Emanuelle Ancoin doesn’t remember standing at Tremont Street and
Columbus Avenue on a Saturday in January of 1997, waiting to cross the
street.
She has no recollection of the police chase that changed
her life — neither the sirens of the pursuing police car, nor the
screeching of tires that came before the fleeing vehicle jumped the
sidewalk and knocked her 15 feet into the air.
But her mother, Mireille, remembers the morning well.
She remembers when Emanuelle’s younger sister burst through the door of
her Roxbury apartment and cried, “Mommy, my sister’s dying!”
Mireille ran from her house and found her 9-year-old daughter’s body,
broken from the impact of a car that police estimate was traveling in
excess of 60 miles per hour before it struck her.
She remembers how Mayor Thomas M. Menino visited her at Boston Medical Center the next day and reassured her.
“He said, ‘Don’t worry. Everything will be OK,’” Mireille recalls.
But everything was not OK. Emanuelle sustained nerve damage in her brain. It has left her forever changed.
While Mireille navigated the health care system, seeking the best help
for her daughter, her attorneys sought legal redress from the city.
Although Emanuelle was not struck by a police cruiser, the officers who
engaged in the pursuit did so in clear violation of Boston Police
Department policy.
Yet after 11 years of legal claims, the Ancoins and their attorneys
have been unable to obtain compensation from the department for
Emanuelle’s injuries. Their suits failed first in state court, then in
federal court.
“Police officers involved in high-speed chases are given almost
complete immunity,” says their attorney, Tom Collins, noting that
plaintiffs have to prove that officers involved in a chase knew a
pedestrian would be a likely victim.
This, despite the fact that police department regulations prohibit
officers from engaging in high-speed chases in thickly settled areas
unless the officers have reason to believe the suspect has committed or
is committing a felony crime.
Collins contends the officers had no reason to believe the suspect had
done anything more than steal a car, an offense far below the felony
threshold.
After unsuccessful attempts to hold liable the driver of the car and
the owners’ insurance company, Collins tried political influence,
persuading then-outgoing U.S. Attorney Donald Stern to petition Menino
on Emanuelle’s behalf.
Collins says Stern received no reply from the city.
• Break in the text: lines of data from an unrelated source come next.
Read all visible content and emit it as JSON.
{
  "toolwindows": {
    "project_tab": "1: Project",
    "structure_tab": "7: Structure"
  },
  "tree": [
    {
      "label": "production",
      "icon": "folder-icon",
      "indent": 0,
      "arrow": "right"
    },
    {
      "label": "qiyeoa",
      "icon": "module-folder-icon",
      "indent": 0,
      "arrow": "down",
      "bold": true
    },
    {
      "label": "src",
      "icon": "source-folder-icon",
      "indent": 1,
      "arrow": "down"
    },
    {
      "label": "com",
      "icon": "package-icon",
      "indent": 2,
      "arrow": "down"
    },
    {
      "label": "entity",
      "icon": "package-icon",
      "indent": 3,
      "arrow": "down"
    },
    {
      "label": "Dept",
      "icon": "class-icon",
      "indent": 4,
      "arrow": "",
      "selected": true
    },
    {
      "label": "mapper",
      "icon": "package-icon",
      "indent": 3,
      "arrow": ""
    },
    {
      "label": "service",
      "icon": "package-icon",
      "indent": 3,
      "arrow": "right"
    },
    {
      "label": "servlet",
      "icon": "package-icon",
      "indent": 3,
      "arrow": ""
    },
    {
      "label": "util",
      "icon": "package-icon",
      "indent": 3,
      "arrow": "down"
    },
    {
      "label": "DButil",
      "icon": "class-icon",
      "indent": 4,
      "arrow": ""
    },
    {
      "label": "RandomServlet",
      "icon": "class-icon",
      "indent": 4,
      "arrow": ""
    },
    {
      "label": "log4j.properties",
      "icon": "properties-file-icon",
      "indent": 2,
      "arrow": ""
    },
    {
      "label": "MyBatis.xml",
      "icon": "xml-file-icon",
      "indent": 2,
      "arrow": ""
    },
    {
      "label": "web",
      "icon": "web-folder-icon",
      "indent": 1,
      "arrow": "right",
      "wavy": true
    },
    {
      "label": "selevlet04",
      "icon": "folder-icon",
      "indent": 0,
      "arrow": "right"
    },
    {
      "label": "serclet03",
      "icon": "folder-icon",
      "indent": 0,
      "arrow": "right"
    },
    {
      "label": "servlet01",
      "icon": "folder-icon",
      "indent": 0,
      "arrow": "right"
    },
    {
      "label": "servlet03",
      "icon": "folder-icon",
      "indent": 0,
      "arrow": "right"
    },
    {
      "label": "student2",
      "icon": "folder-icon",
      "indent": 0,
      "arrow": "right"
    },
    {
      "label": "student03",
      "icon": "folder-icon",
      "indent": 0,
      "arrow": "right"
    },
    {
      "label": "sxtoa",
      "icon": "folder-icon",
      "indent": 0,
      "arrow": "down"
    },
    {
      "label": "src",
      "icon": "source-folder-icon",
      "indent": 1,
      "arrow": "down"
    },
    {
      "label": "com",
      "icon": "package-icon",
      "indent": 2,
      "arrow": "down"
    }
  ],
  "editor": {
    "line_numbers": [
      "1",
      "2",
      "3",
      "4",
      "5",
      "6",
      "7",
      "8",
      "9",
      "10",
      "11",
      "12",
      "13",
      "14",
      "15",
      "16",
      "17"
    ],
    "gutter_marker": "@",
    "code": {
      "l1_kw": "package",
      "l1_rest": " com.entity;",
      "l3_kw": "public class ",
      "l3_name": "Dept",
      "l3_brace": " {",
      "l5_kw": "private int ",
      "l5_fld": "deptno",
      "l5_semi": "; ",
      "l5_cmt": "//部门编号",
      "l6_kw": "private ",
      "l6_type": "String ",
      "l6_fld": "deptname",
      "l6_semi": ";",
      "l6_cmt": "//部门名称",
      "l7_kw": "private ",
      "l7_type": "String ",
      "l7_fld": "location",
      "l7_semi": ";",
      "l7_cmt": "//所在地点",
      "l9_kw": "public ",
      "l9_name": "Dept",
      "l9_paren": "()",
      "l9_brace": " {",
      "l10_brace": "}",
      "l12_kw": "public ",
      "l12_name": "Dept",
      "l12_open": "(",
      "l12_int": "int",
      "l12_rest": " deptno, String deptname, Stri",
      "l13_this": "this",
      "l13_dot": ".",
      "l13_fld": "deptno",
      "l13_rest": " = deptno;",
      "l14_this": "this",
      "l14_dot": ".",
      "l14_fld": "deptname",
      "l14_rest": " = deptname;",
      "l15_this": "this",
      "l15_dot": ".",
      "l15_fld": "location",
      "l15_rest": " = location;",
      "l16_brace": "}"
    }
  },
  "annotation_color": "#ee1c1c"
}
“We got nothing. Absolutely nothing,” he says.
Collins compares the Ancoins’ case to the more highly publicized case
of Victoria Snelgrove, an Emerson University student killed by a police
projectile fired into a crowd celebrating the Boston Red Sox’ 2004
American League Championship Series victory over the New York Yankees.
In May 2005, the City of Boston paid a $5.1 million settlement to Snelgrove’s family.
“There’s a tremendous sense of frustration all of us who worked on this
case feel,” Collins says. “The policy was clear. The policy was put in
place to prevent this very kind of thing from happening.”
Emanuelle has made a life for herself despite her disability. She is
pursuing a nursing degree at Salem State College. But from time to
time, her disability gets in the way.
“It’s left me with a condition where I’m disabled,” she says. “A lot of
things I did in the past I can’t do. I can’t walk long distances. I
walk with a limp. I have pains in my legs and arms.”
Recently, she tried for a job as a certified nursing assistant — a job
many of her classmates have taken to help defray the costs of college.
But because Ancoin does not have the strength to lift patients, she was
unable to secure a license.
Emanuelle was in tears. But the setback — the latest of many — may have hurt her mother just as much.
“I don’t know what to do,” Mireille says. “All the time I look at my daughter and I know she wasn’t born like this.”